For several decades, courts have awarded the representative plaintiffs in class actions an additional payment when their actions recover compensation for their class. The logic behind these “incentive” or “service” awards is straightforward. Class actions require a representative, and no one would agree to take on the additional work of the position without an added financial benefit.

Scholars have debated the merit of incentive awards, but the practice remained ubiquitous until 2020, when the U.S. Court of Appeals for the Eleventh Circuit became the first (and only) circuit to deem them unlawful in Johnson v. NPAS Solutions, LLC. Did the decision cause a decline in class action filings in the Eleventh Circuit, relative to other circuits?

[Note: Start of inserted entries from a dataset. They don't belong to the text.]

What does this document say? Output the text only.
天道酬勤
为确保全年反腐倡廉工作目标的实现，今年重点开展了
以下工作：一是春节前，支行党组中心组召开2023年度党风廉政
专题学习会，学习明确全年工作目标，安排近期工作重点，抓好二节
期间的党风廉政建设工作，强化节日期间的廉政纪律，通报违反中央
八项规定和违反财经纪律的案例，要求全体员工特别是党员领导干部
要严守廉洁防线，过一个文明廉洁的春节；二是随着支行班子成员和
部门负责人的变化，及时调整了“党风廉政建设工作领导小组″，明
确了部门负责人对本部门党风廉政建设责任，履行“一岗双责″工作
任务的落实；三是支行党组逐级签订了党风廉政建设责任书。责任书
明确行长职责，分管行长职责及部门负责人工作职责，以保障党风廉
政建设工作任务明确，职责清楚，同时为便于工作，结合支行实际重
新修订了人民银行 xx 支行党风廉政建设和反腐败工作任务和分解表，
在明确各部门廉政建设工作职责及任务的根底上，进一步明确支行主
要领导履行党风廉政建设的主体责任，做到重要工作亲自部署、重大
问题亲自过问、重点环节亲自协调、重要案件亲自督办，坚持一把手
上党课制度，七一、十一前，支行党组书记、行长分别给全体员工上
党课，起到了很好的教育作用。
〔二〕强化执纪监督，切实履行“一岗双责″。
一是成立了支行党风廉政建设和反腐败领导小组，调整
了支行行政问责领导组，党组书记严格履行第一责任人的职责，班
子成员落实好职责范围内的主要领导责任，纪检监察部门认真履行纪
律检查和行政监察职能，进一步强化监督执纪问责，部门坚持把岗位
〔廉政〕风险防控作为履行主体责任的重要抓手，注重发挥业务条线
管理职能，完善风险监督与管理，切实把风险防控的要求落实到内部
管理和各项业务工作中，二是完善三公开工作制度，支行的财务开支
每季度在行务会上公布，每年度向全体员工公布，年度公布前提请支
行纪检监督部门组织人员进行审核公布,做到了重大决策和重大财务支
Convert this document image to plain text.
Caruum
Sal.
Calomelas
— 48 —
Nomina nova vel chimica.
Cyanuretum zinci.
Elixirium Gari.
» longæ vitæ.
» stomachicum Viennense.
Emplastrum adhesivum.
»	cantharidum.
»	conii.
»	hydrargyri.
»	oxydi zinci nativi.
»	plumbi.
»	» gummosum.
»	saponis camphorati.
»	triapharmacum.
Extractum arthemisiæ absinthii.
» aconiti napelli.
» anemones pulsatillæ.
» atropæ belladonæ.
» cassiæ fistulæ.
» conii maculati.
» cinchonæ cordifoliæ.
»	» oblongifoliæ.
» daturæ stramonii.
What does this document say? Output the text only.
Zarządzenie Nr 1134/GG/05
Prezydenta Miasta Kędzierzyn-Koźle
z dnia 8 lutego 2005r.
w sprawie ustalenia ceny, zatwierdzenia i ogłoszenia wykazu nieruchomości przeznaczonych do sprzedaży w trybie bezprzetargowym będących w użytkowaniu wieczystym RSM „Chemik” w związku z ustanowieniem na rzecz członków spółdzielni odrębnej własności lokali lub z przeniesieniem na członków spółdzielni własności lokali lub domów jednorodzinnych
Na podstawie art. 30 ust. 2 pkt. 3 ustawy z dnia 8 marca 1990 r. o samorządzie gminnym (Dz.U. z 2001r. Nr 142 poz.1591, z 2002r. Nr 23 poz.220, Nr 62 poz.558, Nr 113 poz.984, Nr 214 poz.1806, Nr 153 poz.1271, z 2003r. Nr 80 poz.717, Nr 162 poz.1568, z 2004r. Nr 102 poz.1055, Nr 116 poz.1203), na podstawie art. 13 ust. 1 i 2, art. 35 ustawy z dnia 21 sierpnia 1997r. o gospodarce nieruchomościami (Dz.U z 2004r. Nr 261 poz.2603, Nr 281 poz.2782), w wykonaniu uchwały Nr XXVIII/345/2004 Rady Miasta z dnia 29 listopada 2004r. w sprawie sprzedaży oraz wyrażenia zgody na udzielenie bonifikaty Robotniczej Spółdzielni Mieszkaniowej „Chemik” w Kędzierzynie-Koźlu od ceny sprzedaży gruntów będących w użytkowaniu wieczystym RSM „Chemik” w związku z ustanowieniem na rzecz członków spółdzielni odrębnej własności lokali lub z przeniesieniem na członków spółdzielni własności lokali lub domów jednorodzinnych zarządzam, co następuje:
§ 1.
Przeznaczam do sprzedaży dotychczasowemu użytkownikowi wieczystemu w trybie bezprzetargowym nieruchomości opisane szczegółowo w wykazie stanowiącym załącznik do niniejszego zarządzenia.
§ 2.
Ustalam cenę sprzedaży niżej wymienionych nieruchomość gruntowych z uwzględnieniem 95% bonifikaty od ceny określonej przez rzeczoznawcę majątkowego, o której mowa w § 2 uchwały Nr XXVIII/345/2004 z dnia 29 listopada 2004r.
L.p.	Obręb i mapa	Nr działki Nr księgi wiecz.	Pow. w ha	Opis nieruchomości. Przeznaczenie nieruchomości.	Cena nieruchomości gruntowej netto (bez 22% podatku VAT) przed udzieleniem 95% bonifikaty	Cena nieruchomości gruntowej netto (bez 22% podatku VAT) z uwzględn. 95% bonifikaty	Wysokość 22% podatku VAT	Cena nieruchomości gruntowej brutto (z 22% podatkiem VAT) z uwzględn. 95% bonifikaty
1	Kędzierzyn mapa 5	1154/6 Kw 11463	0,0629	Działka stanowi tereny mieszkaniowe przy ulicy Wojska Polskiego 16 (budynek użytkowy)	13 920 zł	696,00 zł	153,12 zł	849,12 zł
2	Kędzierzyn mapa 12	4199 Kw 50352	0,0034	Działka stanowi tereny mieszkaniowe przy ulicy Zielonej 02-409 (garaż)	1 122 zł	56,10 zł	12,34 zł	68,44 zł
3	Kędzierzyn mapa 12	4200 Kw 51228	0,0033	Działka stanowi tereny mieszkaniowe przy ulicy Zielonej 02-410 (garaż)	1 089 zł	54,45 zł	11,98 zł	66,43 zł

A recent study by Brian Fitzpatrick and Colton Cronin of Vanderbilt Law finds, to the authors’ surprise, no compelling evidence of a decline.

“Apparently, class members may be willing to serve as representatives without the extra compensation, perhaps for selfless or principled reasons,” they write in their article “Do Representative Payments Matter? An Empirical Study,” published in the Journal of Empirical Legal Studies.

Using data from Lex Machina on nationwide class action filings from 2017-2024, the authors found no statistically significant reduction in non-securities filings in the Eleventh Circuit after the Johnson decision, relative to other circuits. (Securities filings are governed by a special statute and were excluded from the analysis.)

“Our results cannot help but raise doubt about the veracity of the instrumentalist argument for representative payments,” the authors conclude.

Fitzpatrick and Cronin explore a few potential explanations. Class representatives may be willing to serve in the role to right a wrong or help others, a theory confirmed anecdotally through conversations with class action attorneys. Lower courts in the Eleventh Circuit may not be following or distinguishing Johnson. For example, district judges have begun to hold that Johnson does not apply to diversity cases—but the authors’ analysis found no effect on filings even in non-diversity cases.

Whatever the reason, the study, as the authors put it, “may give courts and commentators additional reason to rethink the prevailing practices in federal court.”

Brian Fitzpatrick is the Milton R. Underwood Chair in Free Enterprise at Vanderbilt Law. Colton Cronin is a fifth-year student in the Law & Economics program at Vanderbilt Law.